Sounds like a bacterial infection.
Columnaris can affect the gills.
Do the gills look like bleached out white patches,
Peeling skin can be columnaris, bad water quality, parasites.
Any signs of flicking and rubbing.

Info take from here
http://www.flippersa...flexibacter.htm

The signs of Flexibacter infection run the gamut from fuzzy lesions of the mouth (“Mouth Fungus”) to septicemia (infection in the bloodstream) to white fuzzy patches scattered over the body, sometimes so severe as to cause the skin to look as if it is shedding or peeling, with the fins disintegrating.
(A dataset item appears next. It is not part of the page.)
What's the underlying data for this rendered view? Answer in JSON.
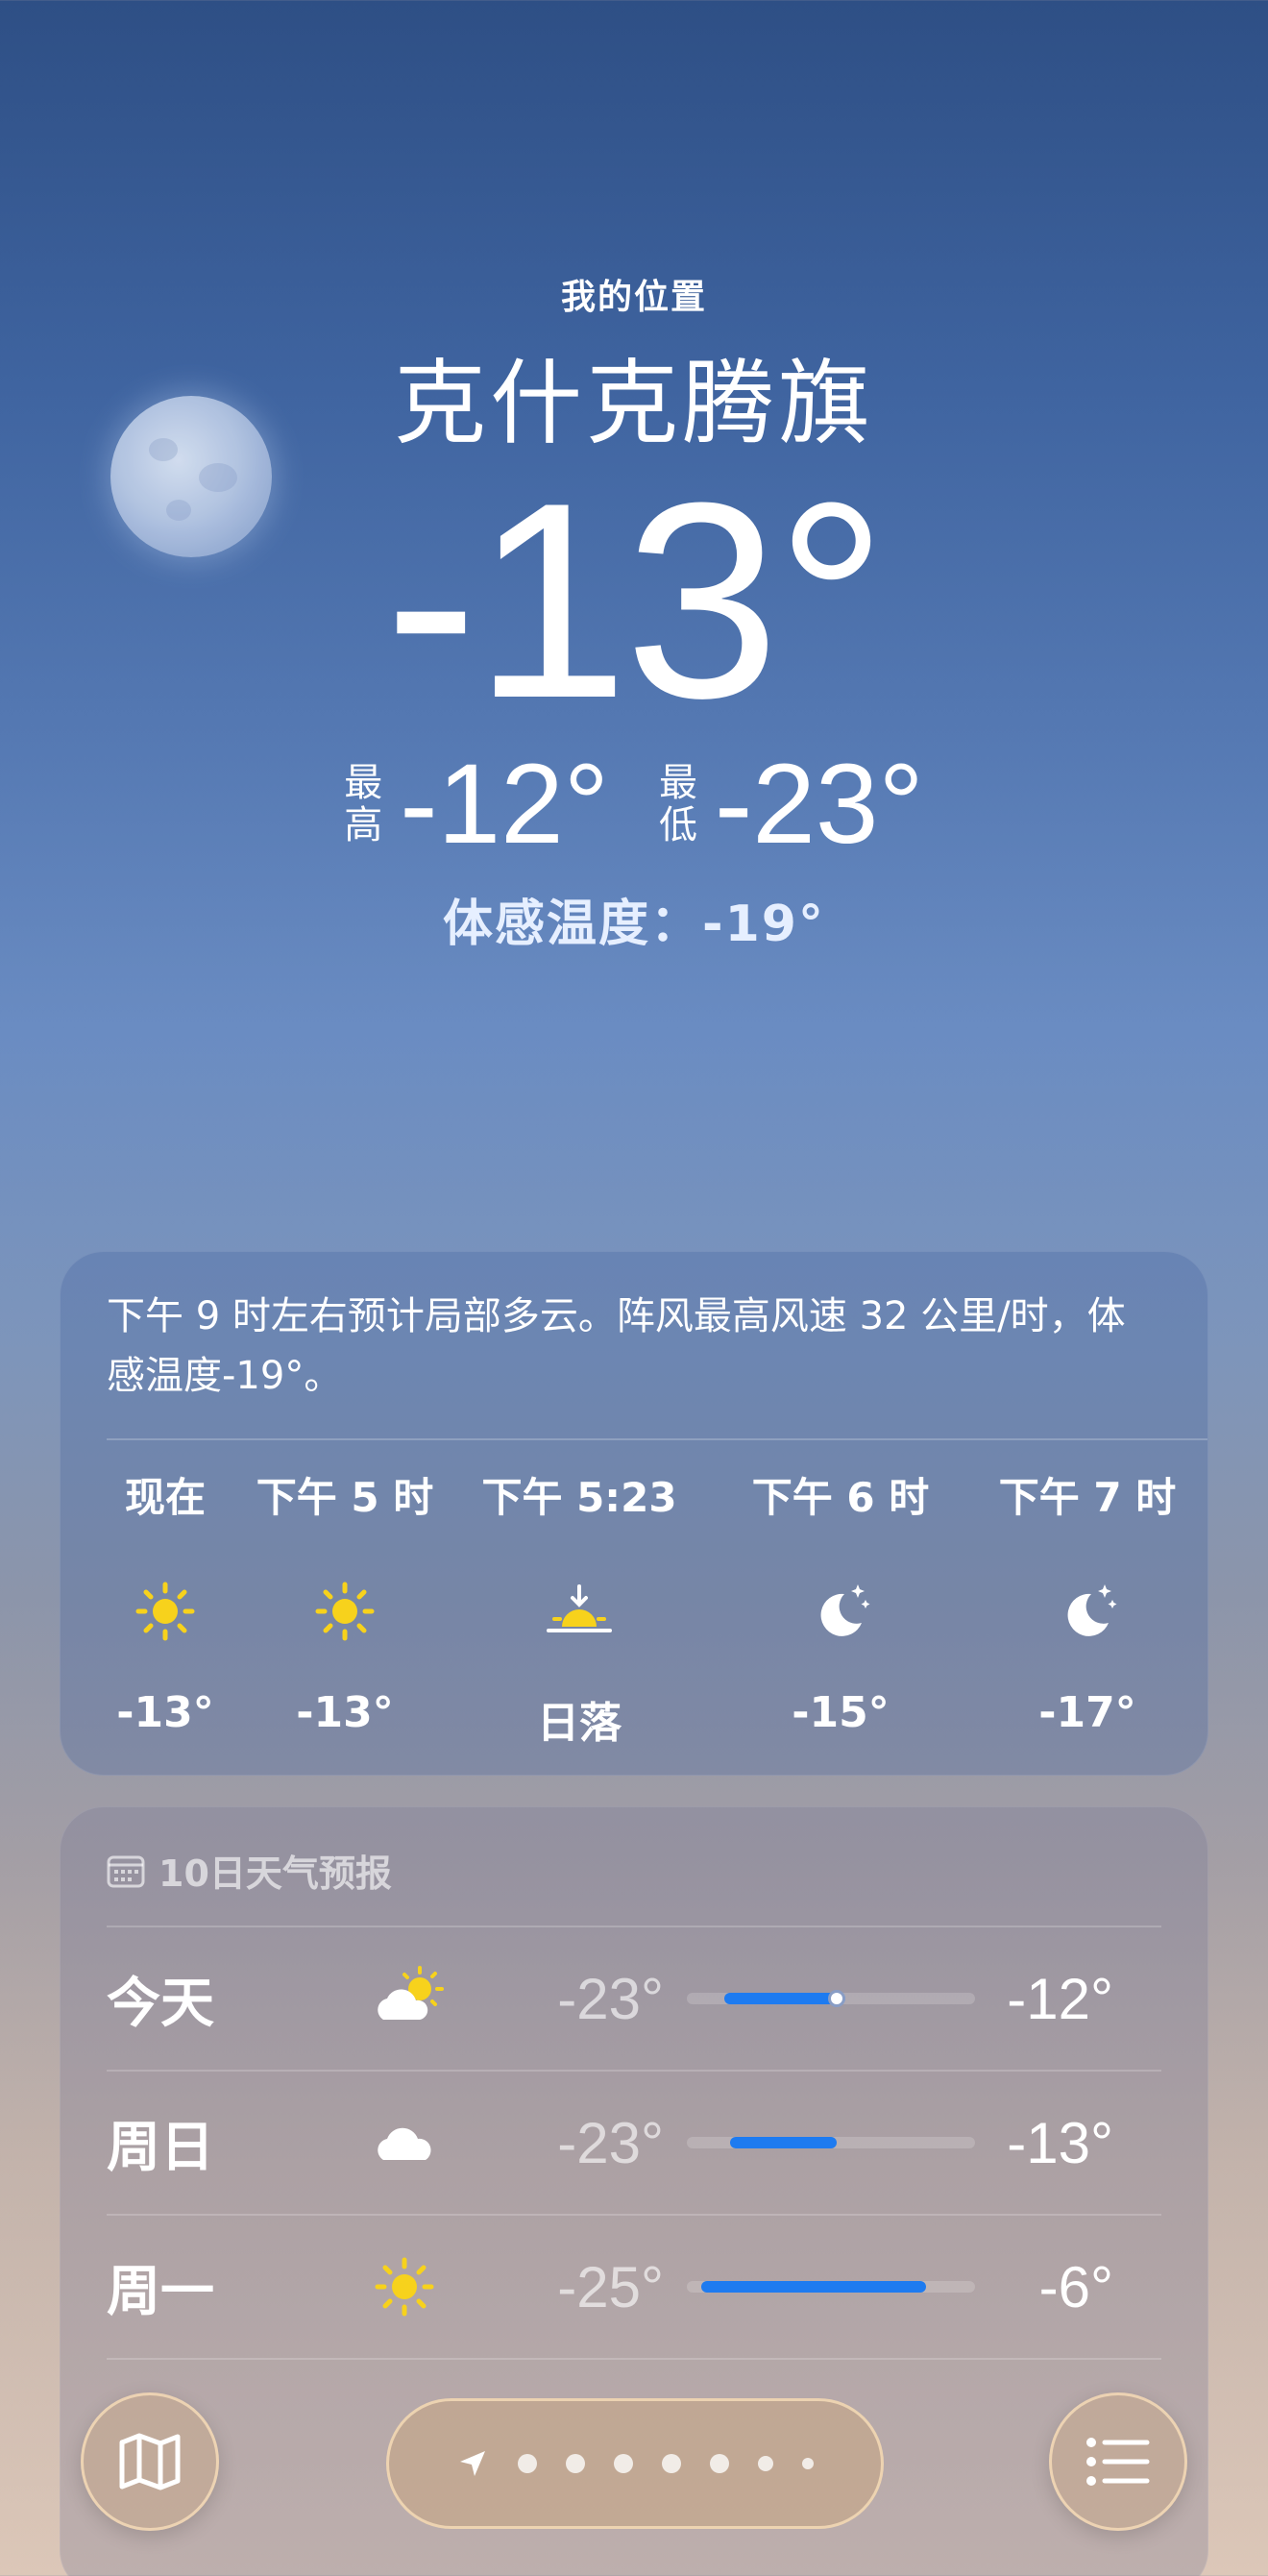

Due to the white fuzzy patches, Flexibacter also goes by the layterm, “Cotton Wool Disease” and this infection is so common in mollies that it carries the common names of “Black Molly Disease” and “Mad Molly Disease” with mollies often exhibiting “shimmying”. Often the fuzzy patch will be located on the fish’s back, surrounding the dorsal (top) fin, having the characteristic look to it of a saddle, giving rise to the term “saddle-back lesion”. These lesions may also be found on the fins (fin rot), especially on the caudal (tail) fin and on the gills. The natural course of “Mouth Fungus” is that the white fuzzies or patches are followed within a day or two by redness, ulceration and necrosis, which means that the mouth quickly turns into a gnarly mess!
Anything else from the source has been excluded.